Accounting giant KPMG announced Tuesday that its new CEO and chairman will be company veteran Lynne Doughtie, the first woman in the position.
She was elected by KPMG partners for a five-year term, and will start in her new position in July. Her appointment to CEO follows that of Cathy Engelbert at Deloitte, another “Big Four” consultancy.
Doughtie, 52, has been at the company for three decades. She started at KPMG in 1985 as an auditor. Most recently, she led the the firm’s US consulting branch, which has grown at a 17% annual rate (paywall) since she took over in 2011.

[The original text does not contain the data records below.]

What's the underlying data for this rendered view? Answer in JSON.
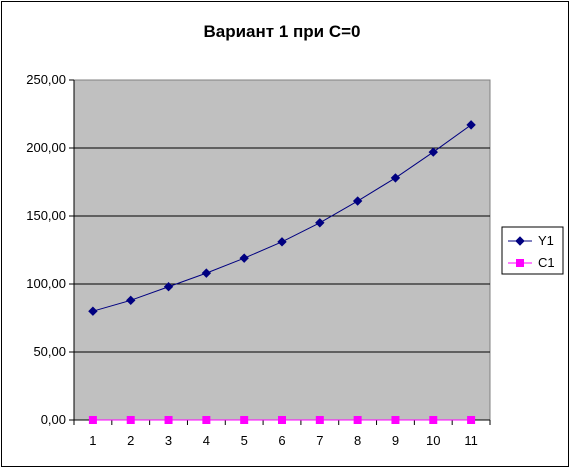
{
  "chart_data": {
    "type": "line",
    "title": "Вариант 1 при С=0",
    "xlabel": "",
    "ylabel": "",
    "categories": [
      "1",
      "2",
      "3",
      "4",
      "5",
      "6",
      "7",
      "8",
      "9",
      "10",
      "11"
    ],
    "ylim": [
      0,
      250
    ],
    "y_ticks": [
      "0,00",
      "50,00",
      "100,00",
      "150,00",
      "200,00",
      "250,00"
    ],
    "grid": true,
    "legend_position": "right",
    "plot_background": "#c0c0c0",
    "series": [
      {
        "name": "Y1",
        "color": "#000080",
        "marker": "diamond",
        "values": [
          80,
          88,
          98,
          108,
          119,
          131,
          145,
          161,
          178,
          197,
          217
        ]
      },
      {
        "name": "C1",
        "color": "#ff00ff",
        "marker": "square",
        "values": [
          0,
          0,
          0,
          0,
          0,
          0,
          0,
          0,
          0,
          0,
          0
        ]
      }
    ]
  }
}
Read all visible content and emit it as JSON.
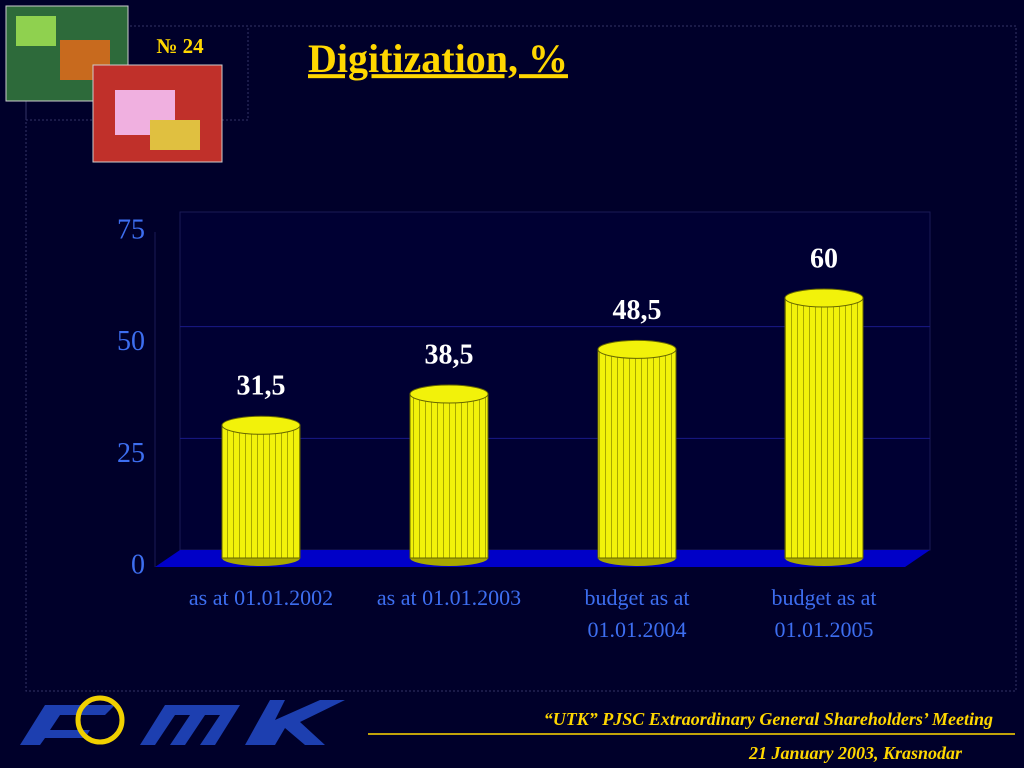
{
  "slide_number": "№ 24",
  "chart_data": {
    "type": "bar",
    "title": "Digitization, %",
    "categories": [
      "as at 01.01.2002",
      "as at 01.01.2003",
      "budget as at 01.01.2004",
      "budget as at 01.01.2005"
    ],
    "values": [
      31.5,
      38.5,
      48.5,
      60
    ],
    "value_labels": [
      "31,5",
      "38,5",
      "48,5",
      "60"
    ],
    "color": "#f2f20a",
    "ylim": [
      0,
      75
    ],
    "yticks": [
      0,
      25,
      50,
      75
    ],
    "grid": true
  },
  "footer": {
    "meeting": "“UTK” PJSC Extraordinary General Shareholders’ Meeting",
    "date_place": "21 January 2003, Krasnodar"
  }
}
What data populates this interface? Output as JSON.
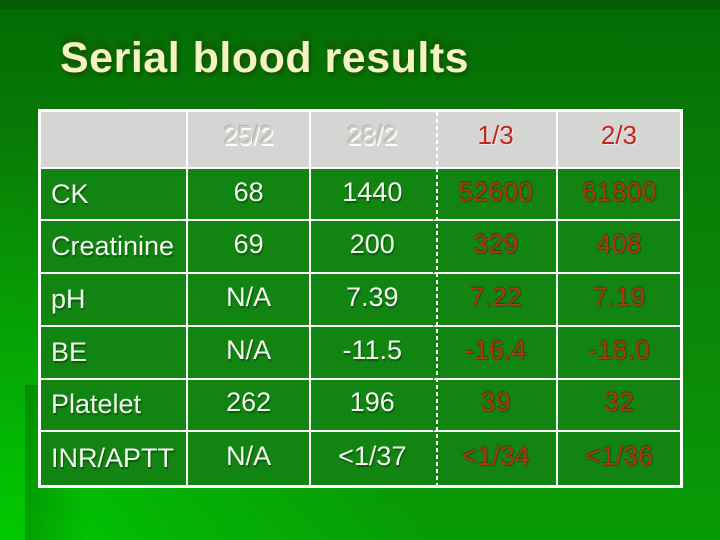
{
  "title": "Serial blood results",
  "table": {
    "header": [
      "",
      "25/2",
      "28/2",
      "1/3",
      "2/3"
    ],
    "rows": [
      [
        "CK",
        "68",
        "1440",
        "52600",
        "61800"
      ],
      [
        "Creatinine",
        "69",
        "200",
        "329",
        "408"
      ],
      [
        "pH",
        "N/A",
        "7.39",
        "7.22",
        "7.19"
      ],
      [
        "BE",
        "N/A",
        "-11.5",
        "-16.4",
        "-18.0"
      ],
      [
        "Platelet",
        "262",
        "196",
        "39",
        "32"
      ],
      [
        "INR/APTT",
        "N/A",
        "<1/37",
        "<1/34",
        "<1/36"
      ]
    ]
  },
  "colors": {
    "background_green_dark": "#056f05",
    "background_green_bright": "#00c000",
    "cell_green": "#128412",
    "header_gray": "#d5d5d3",
    "grid_line": "#ffffff",
    "title_cream": "#f4f3c4",
    "normal_value_text": "#f5f9f1",
    "abnormal_value_text": "#ac3517",
    "header_date_text": "#cdd2ca",
    "header_abnormal_text": "#c1271e"
  }
}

Women make up only 4.6% of CEOs of companies in the S&P 500. Because of slow turnover at the highest echelons, changes towards more egalitarianism further down the chain haven’t yet translated into many women getting the top jobs. But both KPMG and Deloitte CEOs serve for limited terms—five years in KPMG’s case, four in Deloitte’s—which may be why Doughtie and Engelbert were able to get their chance. In the US, 44.5% of KPMG’s workers are women, as are 19% of the company’s partners. The company told Quartz that women make up 46.1% of the university graduates it hires, and 43.2% of hires with previous work experience.
A recent project by crowd-funded trading platform Quantopian showed that companies run by women CEOs perform better than the average.